In The New Politics, Paul Vallely has edited a competent account of the social teachings of the Popes, from Leo XIII in 1891 to John Paul II's seven documents between 1979 and 1995. The editor contributes a stimulating survey by way of introduction, a strong concluding chapter on "John Paul II and The New Millennium", and an epilogue "Towards a New Politics - Catholic social teaching in a pluralist society".

The latter ought to be required reading for all men and women who see their faith as inescapably involved in social and political action. This essay - and indeed the entire book - provide powerful philosophical and moral points of significance to all humanists who search for universally shareable, and realistically hopeful, values. In between are chapters moving chronologically through the papal writings from six experienced writers, including the director of CAFOD on "Looking out on the World's Poor" the director of the Catholic Institute for International Relations on "People before Profit" and Clifford Longley on "Structures of sin and the free market". Taken together, they build into a remarkably sustained argument for an authoritative approach to social problems.

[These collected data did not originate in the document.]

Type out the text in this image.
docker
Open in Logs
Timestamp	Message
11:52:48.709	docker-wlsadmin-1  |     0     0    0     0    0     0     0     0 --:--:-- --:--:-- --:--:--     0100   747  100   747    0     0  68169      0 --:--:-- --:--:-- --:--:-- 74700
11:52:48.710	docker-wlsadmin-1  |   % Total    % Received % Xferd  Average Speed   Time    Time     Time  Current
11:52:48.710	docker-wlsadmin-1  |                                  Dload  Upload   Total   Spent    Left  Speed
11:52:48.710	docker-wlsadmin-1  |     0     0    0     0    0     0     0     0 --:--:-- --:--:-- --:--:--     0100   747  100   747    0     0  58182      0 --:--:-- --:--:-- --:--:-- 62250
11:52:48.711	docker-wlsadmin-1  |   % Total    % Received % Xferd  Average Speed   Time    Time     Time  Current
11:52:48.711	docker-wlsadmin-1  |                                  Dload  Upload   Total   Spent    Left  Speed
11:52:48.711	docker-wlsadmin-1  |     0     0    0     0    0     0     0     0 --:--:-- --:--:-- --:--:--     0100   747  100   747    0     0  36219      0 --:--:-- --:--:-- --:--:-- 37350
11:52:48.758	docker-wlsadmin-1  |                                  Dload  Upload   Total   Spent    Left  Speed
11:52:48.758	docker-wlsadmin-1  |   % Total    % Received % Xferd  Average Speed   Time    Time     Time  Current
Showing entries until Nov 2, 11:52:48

Alas, they do not settle the issue of how any religious body or person can claim to be right on vital issues when all churches and their representatives have obviously been wrong in the past on aspects of thinking, morals and actions. But both books highlight the fact that we Christians have something vital both to say, and to live up to. They challenge Christians to contribute more effectively to keeping our 21st-century world open to a sustainable, shareable and hopeful future.